When do I use Luring?
There are two instances in which you will want to use Luring:
- To train a new behavior as explained above.
- Get your dog's attention!
For example: You are out on a walk and your tail-wagger friend sees a running squirrel. Instead of yelling and choking to prevent him to react, use a lure! Have the BEST yummy treat you can find, put it right under his nose and happily try to distract him away.
Important: release the treat to your dog ONLY after he is paying attention to you! Do not feed him while he is still interested in the squirrel or you will be rewarding him for the opposite of what you wanted to!
- My dog doesn't follow the food in my hand!
- Try moving your hand slowly. If you move it too fast the animal can't follow and will loose interest or try to bite it off your hand!
- The treat you are using might not be "good enough". Experiment with different treats to find the ones that get your dog excited! (pieces of chicken, cheese, cat treats - the size of the treat should be about half of your fingernail!).
- My dog is not motivated by food!
- Try using toys! Small and squeaky!
luring is not working for you...don't worry! There is more to learn!
Capturing might be the right technique for you.
Common concerns about Luring a dog behavior
- If I use a treat to get him to do something...it's a bribe!

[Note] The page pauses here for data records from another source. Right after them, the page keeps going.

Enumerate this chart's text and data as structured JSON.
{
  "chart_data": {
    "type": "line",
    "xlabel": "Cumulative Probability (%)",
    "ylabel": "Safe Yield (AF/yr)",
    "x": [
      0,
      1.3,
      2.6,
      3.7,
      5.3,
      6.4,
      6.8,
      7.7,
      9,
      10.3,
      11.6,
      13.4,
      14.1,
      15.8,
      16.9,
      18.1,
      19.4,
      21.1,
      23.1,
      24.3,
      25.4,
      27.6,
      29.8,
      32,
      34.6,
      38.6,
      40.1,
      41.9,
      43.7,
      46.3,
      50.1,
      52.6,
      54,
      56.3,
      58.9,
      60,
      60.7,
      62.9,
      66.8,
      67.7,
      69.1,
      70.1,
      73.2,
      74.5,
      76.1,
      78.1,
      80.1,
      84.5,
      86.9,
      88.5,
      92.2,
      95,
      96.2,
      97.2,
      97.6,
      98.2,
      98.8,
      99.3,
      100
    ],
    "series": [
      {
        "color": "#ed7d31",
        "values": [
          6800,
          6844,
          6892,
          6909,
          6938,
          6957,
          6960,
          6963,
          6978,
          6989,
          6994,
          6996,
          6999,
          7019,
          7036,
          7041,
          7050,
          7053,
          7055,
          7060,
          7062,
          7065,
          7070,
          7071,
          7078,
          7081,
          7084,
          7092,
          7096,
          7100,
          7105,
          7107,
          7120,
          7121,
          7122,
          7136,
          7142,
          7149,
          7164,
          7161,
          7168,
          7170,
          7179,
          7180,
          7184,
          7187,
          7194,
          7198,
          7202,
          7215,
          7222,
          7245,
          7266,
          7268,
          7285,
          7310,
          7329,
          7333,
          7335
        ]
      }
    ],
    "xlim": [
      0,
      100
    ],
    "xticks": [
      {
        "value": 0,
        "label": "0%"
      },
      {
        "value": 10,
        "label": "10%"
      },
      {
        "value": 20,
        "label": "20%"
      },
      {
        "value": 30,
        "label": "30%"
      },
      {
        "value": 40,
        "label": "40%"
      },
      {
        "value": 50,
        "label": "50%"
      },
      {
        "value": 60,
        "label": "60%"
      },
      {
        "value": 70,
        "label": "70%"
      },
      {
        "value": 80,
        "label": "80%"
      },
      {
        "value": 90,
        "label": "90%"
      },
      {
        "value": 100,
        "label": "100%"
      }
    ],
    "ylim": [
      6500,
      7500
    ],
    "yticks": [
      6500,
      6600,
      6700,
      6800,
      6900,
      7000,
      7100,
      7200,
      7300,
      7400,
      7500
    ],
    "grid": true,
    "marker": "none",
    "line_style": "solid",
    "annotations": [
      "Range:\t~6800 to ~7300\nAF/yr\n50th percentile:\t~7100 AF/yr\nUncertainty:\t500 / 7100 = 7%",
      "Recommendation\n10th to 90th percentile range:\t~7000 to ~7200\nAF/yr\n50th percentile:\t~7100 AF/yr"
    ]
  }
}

Answer: Not really. The word bribe is typically associated with having someone do an illegal or dishonest act. You are just trying to get your pet to be well mannered. That way the whole family can live in harmony!
- If I use a treat then my dog will always need a treat to do the behavior!
Answer: This is NOT true. If you follow the advice on this website you will get a well behaved dog that can and will respond even if you do not have a treat with you! Read "How to Use Training Treats Correctly" article for more information.
- If I use luring, the dog will be distracted with the treat and not pay attention to what he is actually doing (which is what I want him to learn!)
Answer: This can be true. The only drawback will be that your dog will take a little longer to figure out why he is getting rewarded. I recommend using luring for basic behaviors like sit, down, stand, etc. But complex behaviors might need to be trained with a different method like Capturing. Click to learn more about Capturing!
Luring a dog behavior is a positive training technique.